I molded this very much ‘made with love’ bowl for the children to then decorate. If you wanted to speed up the hardening of your item, you can run it under a cold tap, but generally it hardens pretty quickly on it’s own, so you can’t hang around and dither with your design. I’ve since read other reviews that say that you can use ThermoMorph in silicon molds, and I can see that this would work well, so I’m looking forward to trying this i.e. to make great Christmas decorations later this year.
The finished ‘bowl’ pre-decoration. Looks better in the flesh than in the photo!
Sasha got stuck in then with colouring in the bowl using Daddy’s football team colours (blue and red for Crystal Palace!).
Now I have got the hang of using ThermoMorph, I can vouch that it’s a quality product and I’m buzzing with ideas as to what I can use it for next, which is why I wanted a Part 1 and Part 2 post- this post to explain that it’s not totally easy to get the hang of, but once you DO, Part 2 will show exactly what you CAN make. I think some play food for the children might be on the agenda, and I’m going to invest in some proper modelling paints and a little brush.
I realise that the temperature of 60 degrees stated as the prime melting temp is probably more for health and safety than anything (no one wants to get burnt), but in my experience I found the beads only melted when added to nearly boiling water (make sure you’ve got a good set of tongs to remove). Whilst the instructions were very clear on the side, it would be good to perhaps have a leaflet included featuring some photos showing what the plastic should look like at each stage- I knew that the beads weren’t quite right on the first two attempts, but wasn’t sure exactly what I was aiming for. Some inspiration photos of what can be made would also be a nice touch, and might make it appeal to younger people more.
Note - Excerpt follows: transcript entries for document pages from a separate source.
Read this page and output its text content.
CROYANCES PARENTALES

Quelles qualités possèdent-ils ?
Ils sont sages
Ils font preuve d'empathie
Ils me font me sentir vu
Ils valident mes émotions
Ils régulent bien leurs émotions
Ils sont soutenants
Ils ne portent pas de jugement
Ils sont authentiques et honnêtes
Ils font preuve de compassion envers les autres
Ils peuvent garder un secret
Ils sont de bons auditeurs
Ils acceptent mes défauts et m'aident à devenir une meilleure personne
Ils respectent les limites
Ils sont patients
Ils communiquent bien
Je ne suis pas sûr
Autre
At £19.49 (plus free delivery) it’s not a cheap product, but once I got the hang of it it was fantastic to use and sculpt. Probably more suited to the seasoned crafter, but I think anyone could give it a go and enjoy it. You can buy it HERE from Amazon, and THIS is the website if you’re interested in finding out more.
I can’t wait to show you what I’ve made in a few weeks time, and I feel this will feature in many seasonal craft posts on the blog ie. Christmas, Halloween and Easter, so stay tuned!
Thank you so much to Rizzi for letting me review her innovative product!